25.      One can, of course, attempt to work backwards from the sentences that have been imposed by the Court in the past where no reference is made to the starting point, to try to ascertain approximately what the starting point would have been in those cases, but we found assistance in the case of Attorney General v Bryce Richards.  There, a trust and company administrator had defrauded a trust holding property valued at £2.5 million (it was not clear from the case note whether all of that was defrauded), over a period of 18 months, a trust of which she was intended to be the ultimate beneficiary.  In effect, she advanced her interest so that she benefited before the death of the settlor’s widow.  The prosecution moved for a starting point of 10 years, reduced by the Court, presided over by Sir Richard Tucker, Commissioner, to 9 years.

26.      In our view, the frauds involving the local resident were more serious for all of the reasons set out above, and we determined that 10 years was the appropriate starting point.

27.      Taking count 2 (we considered counts 2 and 4 to be of equal seriousness) we deducted one third from the starting point of 10 years to take into account the defendant’s guilty plea, reducing the sentence to 6 years and 8 months.  We then further reduced the sentence to 5 years 7 months, to take into account the delay and the other mitigation available to the defendant.

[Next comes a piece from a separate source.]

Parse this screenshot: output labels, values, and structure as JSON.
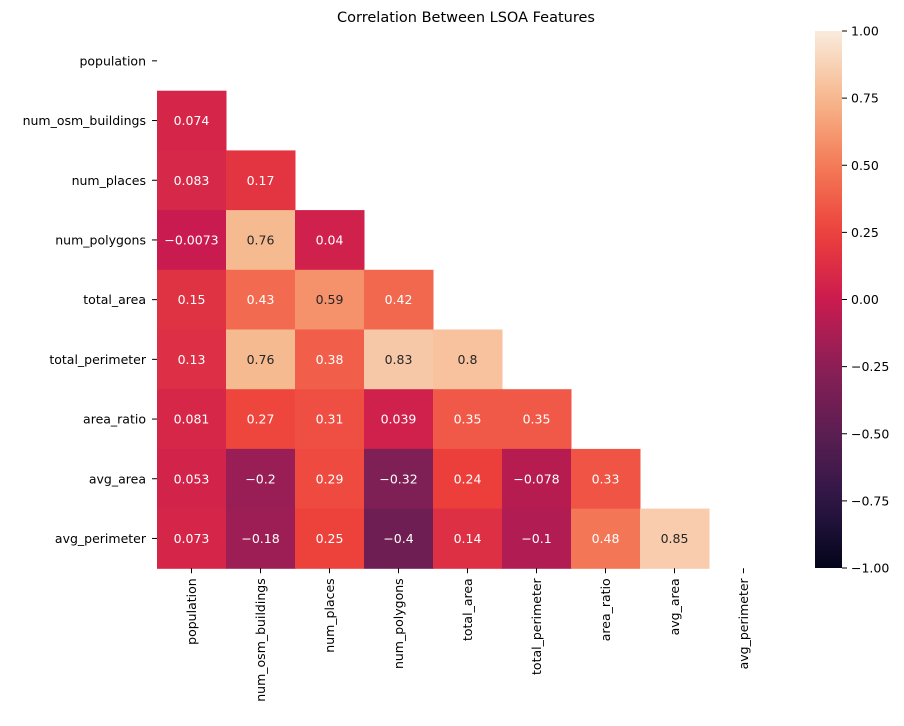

28.      In relation to the French resident (count 14), we took a starting point of 6 years, reduced by one third for the defendant’s guilty plea to 4 years.  We then deducted 9 months for the delay and other mitigation available to the defendant, bringing the sentence down to 3 years and 3 months, but we then reduced that by a further 1 year 3 months, to take into account the assistance he gave the prosecution in the case against Mr Coombs, leading to a total of 2 years’ imprisonment.

29.      Finally, in relation to the local resident, (count 15), we again took a starting point of 6 years and reduced that by one third to take into account the defendant’s guilty plea, and a further 9 months to take into account the delay and other mitigation available to the defendant, resulting in a total sentence of 3 years and 3 months.

30.      Taking the sentences in respect of each of the three frauds consecutively would have resulted in a sentence of 10 years and 10 months, which applying the totality principle, we regarded as too high.  In the judgment of the Court, the appropriate total sentence, to reflect all of the criminality here and all of the mitigation available to the defendant, was 7 years.

31.      There were a number of ways in which the individual sentences could be adjusted to arrive at 7 years and we determined to achieve that by reducing the sentence for count 2 to 5 years, and by making count 15 concurrent.

32.      As a consequence, the defendant was sentenced as follows:-

Count 2 – 5 years’ imprisonment

Count 4 – 5 years’ imprisonment (concurrent)

Count 7 – 4 years’ imprisonment (concurrent)

Count 11 – 3 years’ imprisonment (concurrent)

Count 14 – 2 years’ imprisonment (consecutive)

Count 15 – 3 years 3 months’ imprisonment (concurrent)

Count 16 – 3 years’ imprisonment (concurrent)

Count 17 – 3 years’ imprisonment (concurrent)

Count 18 – 3 years’ imprisonment (concurrent)

Count 19 – 3 years’ imprisonment (concurrent)

Total sentence: 7 years’ imprisonment.

33.      Finally, the defendant was disqualified from participation in corporate management or directorship for a period of 12 years, pursuant to Article 78(1)(a), (b) and (c) of the Companies (Jersey) Law 1991 as amended.  Issues in relation to compensation and confiscation under the Proceeds of Crime (Jersey) Law 1991 were left over for a date to be fixed. 

Authorities

Whelan on Aspects of Sentencing in the Superior Court of Jersey. 

AG v Bryce Richards [2005] JRC 138A. 

AG v Morgan [2006] JRC 176. 

AG v Smith [2011] JRC 175. 

R v Higgs (1986) 8 Cr. App. R. (S.) 440. 

AG v Lewis, Christmas and others [2012] JRC 177. 

AG v Garraway [2014] JRC 120. 

AG v Hanley 1993/134. 

R v Barrick (1985) 81 Cr. App. R. (S.) 78. 

AG v Speck [2004] JRC 100. 

Valler v AG [2002] JLR 383. 

Attorney General v Simon [2018] JRC 076A. 

Companies (Jersey) Law 1991 as amended. 

Proceeds of Crime (Jersey) Law 1991.